The slower traders began issuing buy orders. But rather than being shown to all potential sellers at the same time, some of those orders were most likely routed to a collection of high-frequency traders for just 30 milliseconds — 0.03 seconds — in what are known as flash orders. While markets are supposed to ensure transparency by showing orders to everyone simultaneously, a loophole in regulations allows marketplaces like Nasdaq to show traders some orders ahead of everyone else in exchange for a fee.
In less than half a second, high-frequency traders gained a valuable insight: the hunger for Broadcom was growing. Their computers began buying up Broadcom shares and then reselling them to the slower investors at higher prices. The overall price of Broadcom began to rise.
Soon, thousands of orders began flooding the markets as high-frequency software went into high gear. Automatic programs began issuing and canceling tiny orders within milliseconds to determine how much the slower traders were willing to pay. The high-frequency computers quickly determined that some investors’ upper limit was $26.40. The price shot to $26.39, and high-frequency programs began offering to sell hundreds of thousands of shares.

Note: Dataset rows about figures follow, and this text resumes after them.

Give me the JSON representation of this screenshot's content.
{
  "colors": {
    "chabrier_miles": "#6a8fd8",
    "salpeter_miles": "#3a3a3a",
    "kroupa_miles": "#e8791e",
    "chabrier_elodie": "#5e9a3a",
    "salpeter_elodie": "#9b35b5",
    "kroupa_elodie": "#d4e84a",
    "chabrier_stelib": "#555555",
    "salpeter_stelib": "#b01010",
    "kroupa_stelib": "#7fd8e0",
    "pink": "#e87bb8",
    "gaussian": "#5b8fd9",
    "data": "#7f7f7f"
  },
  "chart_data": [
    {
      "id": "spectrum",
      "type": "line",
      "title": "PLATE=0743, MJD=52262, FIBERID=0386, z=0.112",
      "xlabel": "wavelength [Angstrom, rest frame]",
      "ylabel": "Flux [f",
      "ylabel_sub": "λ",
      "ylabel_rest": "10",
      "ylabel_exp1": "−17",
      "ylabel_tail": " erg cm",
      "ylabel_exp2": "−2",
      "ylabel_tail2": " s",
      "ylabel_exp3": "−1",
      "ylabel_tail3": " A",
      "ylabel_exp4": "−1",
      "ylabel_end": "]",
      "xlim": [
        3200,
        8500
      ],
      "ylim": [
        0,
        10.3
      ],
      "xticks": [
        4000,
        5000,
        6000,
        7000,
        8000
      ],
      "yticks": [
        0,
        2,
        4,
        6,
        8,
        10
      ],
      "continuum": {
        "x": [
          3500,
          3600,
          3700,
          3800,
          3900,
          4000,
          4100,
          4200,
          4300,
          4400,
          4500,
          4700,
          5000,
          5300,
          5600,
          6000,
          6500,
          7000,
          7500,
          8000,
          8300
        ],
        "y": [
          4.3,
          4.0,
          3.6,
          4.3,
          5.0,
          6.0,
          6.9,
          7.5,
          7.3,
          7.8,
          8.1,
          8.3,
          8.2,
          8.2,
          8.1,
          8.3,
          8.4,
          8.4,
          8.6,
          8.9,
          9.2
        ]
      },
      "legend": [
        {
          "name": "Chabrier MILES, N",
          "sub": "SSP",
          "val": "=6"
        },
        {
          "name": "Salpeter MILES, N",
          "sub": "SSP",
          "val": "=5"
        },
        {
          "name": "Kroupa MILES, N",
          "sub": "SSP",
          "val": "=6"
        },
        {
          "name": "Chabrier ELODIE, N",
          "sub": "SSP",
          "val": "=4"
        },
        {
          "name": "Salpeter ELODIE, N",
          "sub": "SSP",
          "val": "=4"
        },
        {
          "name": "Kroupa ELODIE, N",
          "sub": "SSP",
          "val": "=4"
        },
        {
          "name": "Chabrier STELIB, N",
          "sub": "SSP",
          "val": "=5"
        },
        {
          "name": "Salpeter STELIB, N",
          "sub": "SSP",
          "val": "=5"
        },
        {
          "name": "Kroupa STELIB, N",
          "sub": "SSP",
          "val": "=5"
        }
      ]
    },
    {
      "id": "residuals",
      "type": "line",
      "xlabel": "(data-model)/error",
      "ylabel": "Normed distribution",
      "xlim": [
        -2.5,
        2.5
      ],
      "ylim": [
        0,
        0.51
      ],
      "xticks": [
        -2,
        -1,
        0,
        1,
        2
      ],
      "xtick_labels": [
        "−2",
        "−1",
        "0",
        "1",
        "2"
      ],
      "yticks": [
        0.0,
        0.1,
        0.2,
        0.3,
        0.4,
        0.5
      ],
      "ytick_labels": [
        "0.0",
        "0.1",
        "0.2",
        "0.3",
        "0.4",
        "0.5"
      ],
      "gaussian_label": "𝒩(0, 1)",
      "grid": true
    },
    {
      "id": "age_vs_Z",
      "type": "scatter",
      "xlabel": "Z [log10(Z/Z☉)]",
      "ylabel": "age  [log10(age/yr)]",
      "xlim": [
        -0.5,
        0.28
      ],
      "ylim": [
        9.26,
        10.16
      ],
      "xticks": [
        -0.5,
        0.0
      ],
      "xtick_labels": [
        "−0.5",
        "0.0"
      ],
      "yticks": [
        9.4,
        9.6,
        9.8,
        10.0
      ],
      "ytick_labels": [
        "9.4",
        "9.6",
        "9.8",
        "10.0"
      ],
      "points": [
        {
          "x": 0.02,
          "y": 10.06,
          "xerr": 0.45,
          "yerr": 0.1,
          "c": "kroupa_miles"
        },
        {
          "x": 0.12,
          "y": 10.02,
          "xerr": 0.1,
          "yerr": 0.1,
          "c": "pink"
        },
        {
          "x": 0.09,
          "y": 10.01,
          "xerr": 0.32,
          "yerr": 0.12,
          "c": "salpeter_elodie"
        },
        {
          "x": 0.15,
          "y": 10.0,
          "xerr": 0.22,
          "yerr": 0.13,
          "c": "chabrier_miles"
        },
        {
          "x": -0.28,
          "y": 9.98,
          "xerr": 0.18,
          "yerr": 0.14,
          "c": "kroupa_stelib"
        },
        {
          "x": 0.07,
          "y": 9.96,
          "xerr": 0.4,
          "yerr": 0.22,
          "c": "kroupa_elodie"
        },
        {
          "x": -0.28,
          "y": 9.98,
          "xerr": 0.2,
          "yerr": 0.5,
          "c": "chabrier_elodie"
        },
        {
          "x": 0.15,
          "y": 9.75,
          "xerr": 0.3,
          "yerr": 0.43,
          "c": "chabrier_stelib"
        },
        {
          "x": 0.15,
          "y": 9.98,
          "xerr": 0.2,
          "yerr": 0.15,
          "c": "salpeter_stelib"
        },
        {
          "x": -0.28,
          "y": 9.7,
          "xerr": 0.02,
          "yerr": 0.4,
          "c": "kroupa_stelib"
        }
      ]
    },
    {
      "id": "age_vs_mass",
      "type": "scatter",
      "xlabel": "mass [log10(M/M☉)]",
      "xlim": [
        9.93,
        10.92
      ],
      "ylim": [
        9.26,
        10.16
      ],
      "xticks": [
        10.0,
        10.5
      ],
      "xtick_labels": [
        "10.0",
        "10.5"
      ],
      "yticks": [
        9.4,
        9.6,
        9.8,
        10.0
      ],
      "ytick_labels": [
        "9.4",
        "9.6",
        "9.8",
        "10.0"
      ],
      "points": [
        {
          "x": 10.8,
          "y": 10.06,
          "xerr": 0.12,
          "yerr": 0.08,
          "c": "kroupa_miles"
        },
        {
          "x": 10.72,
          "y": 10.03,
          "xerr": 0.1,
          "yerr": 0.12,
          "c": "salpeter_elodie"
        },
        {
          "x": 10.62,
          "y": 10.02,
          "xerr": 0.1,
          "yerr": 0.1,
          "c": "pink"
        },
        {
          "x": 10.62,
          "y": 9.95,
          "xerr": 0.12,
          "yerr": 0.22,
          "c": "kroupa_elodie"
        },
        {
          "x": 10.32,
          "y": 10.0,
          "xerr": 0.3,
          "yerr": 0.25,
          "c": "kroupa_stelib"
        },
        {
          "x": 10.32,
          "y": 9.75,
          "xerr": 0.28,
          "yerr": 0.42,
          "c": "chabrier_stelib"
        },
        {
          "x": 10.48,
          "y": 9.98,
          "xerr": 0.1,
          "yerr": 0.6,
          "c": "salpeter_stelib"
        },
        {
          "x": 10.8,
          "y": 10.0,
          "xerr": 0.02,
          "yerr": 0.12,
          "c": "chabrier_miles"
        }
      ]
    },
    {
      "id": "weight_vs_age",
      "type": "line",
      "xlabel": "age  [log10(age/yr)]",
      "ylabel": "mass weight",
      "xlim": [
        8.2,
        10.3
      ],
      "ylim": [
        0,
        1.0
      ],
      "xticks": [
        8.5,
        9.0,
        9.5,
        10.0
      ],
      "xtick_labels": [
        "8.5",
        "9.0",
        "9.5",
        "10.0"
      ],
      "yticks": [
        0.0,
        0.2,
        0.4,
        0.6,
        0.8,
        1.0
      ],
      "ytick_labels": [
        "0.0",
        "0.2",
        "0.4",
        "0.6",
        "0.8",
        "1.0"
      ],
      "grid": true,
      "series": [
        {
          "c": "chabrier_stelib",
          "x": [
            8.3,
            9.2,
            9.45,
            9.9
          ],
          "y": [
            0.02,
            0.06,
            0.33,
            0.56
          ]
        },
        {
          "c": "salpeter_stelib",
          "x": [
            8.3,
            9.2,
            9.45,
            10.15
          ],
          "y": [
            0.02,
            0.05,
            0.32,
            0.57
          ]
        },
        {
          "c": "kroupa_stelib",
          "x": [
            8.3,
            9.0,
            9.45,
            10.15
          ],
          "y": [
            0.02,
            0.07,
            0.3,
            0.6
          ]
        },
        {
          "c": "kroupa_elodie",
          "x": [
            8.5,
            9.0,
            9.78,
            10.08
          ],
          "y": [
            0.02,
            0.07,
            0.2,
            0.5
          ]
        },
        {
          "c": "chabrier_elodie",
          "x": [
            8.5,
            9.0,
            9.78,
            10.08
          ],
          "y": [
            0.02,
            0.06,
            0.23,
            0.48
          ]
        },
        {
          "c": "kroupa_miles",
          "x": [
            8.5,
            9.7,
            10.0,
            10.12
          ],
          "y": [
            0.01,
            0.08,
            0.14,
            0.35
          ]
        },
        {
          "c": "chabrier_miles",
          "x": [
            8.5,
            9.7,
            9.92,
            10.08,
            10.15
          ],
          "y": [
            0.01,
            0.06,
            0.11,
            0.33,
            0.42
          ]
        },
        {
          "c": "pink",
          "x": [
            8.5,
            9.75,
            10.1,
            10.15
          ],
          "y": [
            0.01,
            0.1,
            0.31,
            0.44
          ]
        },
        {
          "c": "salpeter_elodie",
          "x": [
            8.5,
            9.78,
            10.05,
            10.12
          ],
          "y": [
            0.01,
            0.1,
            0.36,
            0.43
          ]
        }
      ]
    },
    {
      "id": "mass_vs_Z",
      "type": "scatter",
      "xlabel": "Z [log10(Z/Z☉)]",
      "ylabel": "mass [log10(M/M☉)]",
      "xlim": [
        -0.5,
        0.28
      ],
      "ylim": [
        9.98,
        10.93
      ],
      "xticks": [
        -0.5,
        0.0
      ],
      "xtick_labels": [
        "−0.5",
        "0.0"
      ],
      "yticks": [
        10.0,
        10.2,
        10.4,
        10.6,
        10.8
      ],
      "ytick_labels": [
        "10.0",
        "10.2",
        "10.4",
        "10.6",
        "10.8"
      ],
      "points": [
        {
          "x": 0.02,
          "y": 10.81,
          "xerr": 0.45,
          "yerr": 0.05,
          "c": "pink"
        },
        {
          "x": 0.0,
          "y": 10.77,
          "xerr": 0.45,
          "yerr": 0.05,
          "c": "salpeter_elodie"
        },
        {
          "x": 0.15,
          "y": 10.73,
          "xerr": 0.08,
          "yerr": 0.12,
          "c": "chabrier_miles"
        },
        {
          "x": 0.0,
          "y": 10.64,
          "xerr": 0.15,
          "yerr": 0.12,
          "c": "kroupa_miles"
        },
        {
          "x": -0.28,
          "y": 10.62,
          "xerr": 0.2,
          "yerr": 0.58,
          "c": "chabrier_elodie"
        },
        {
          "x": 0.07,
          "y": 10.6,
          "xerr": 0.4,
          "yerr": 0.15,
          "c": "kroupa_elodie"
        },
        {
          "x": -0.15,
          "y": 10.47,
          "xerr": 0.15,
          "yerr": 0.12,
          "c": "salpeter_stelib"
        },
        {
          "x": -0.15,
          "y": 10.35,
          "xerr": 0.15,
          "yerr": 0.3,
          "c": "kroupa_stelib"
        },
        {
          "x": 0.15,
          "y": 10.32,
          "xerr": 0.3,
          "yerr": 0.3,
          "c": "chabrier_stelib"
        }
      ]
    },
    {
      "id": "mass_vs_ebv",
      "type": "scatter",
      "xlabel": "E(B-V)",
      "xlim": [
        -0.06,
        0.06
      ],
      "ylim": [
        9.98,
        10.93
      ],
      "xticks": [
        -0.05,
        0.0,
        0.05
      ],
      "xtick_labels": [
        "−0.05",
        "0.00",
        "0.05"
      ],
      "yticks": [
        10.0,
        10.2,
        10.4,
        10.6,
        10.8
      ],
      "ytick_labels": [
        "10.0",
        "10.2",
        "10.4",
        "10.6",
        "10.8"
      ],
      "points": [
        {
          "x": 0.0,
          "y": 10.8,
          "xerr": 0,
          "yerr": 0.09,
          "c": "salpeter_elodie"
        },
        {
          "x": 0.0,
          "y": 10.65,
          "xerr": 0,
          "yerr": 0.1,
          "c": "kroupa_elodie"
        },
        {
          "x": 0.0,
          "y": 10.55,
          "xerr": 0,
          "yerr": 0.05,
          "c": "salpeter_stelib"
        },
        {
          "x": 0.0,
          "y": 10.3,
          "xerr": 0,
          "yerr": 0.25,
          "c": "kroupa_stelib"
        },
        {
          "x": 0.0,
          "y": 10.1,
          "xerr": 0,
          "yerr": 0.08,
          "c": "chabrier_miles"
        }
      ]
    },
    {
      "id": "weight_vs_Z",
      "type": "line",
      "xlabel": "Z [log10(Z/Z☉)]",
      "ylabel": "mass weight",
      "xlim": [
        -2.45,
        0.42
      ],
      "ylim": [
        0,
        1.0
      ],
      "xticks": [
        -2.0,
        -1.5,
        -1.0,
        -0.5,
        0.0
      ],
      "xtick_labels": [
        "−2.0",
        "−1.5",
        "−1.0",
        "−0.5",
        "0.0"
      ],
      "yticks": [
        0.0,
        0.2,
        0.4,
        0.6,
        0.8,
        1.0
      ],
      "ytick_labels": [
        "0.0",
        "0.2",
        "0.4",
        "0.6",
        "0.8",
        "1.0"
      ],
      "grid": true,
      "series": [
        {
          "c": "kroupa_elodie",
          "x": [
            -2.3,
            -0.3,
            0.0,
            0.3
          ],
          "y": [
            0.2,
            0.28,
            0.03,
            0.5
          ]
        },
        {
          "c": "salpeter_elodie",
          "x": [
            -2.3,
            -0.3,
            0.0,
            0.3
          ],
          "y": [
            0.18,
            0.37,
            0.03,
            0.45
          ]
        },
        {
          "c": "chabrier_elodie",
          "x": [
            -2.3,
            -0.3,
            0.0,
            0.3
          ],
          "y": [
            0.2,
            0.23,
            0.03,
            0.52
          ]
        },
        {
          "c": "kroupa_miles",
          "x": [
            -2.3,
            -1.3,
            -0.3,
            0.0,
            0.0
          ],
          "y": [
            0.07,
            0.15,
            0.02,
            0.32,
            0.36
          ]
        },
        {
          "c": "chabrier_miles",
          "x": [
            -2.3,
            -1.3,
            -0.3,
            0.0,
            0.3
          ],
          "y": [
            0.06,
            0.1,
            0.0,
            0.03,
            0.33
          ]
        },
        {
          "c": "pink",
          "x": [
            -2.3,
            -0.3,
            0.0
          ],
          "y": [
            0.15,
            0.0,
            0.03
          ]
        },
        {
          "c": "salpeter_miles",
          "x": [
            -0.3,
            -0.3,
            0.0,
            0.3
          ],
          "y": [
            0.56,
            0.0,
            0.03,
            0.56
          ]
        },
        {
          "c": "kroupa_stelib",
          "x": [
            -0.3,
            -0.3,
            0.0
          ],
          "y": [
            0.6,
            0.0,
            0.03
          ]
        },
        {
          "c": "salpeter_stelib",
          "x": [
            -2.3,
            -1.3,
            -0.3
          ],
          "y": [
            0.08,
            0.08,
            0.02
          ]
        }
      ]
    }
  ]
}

The result is that the slower-moving investors paid $1.4 million for about 56,000 shares, or $7,800 more than if they had been able to move as quickly as the high-frequency traders.
Multiply such trades across thousands of stocks a day, and the profits are substantial. High-frequency traders generated about $21 billion in profits last year, the Tabb Group, a research firm, estimates.
Comment: Doesn't smell right to me!
This reminds me of the market in a game, "World of Warcraft." I am being serioius. WoW has actually been analyzed in the past for a number of things including how diseases spread in real life (I am serious. I will find the article if you want) as well as how real life markets work. WoW has a very strict policy on bots for this exact reason. They buy up items cheap and then often times marks them up dramatically. And all of this is done faster than a human can do. It is interesting to see the similarities because WoW bots also have a database of past sales and buys, so they know also when the price is dropping or rising and will change to meet the need.
ReplyDeletethe guy from http://www.forecastfortomorrow.com says this has been going on for far too long and the demise of wall st is slowly coming...
ReplyDeletei hopet these guys rot in hell when that happens.
but it seems like mr bailout is always hanging out on the corner under the flicker street lamp holding a "I got something for you" card.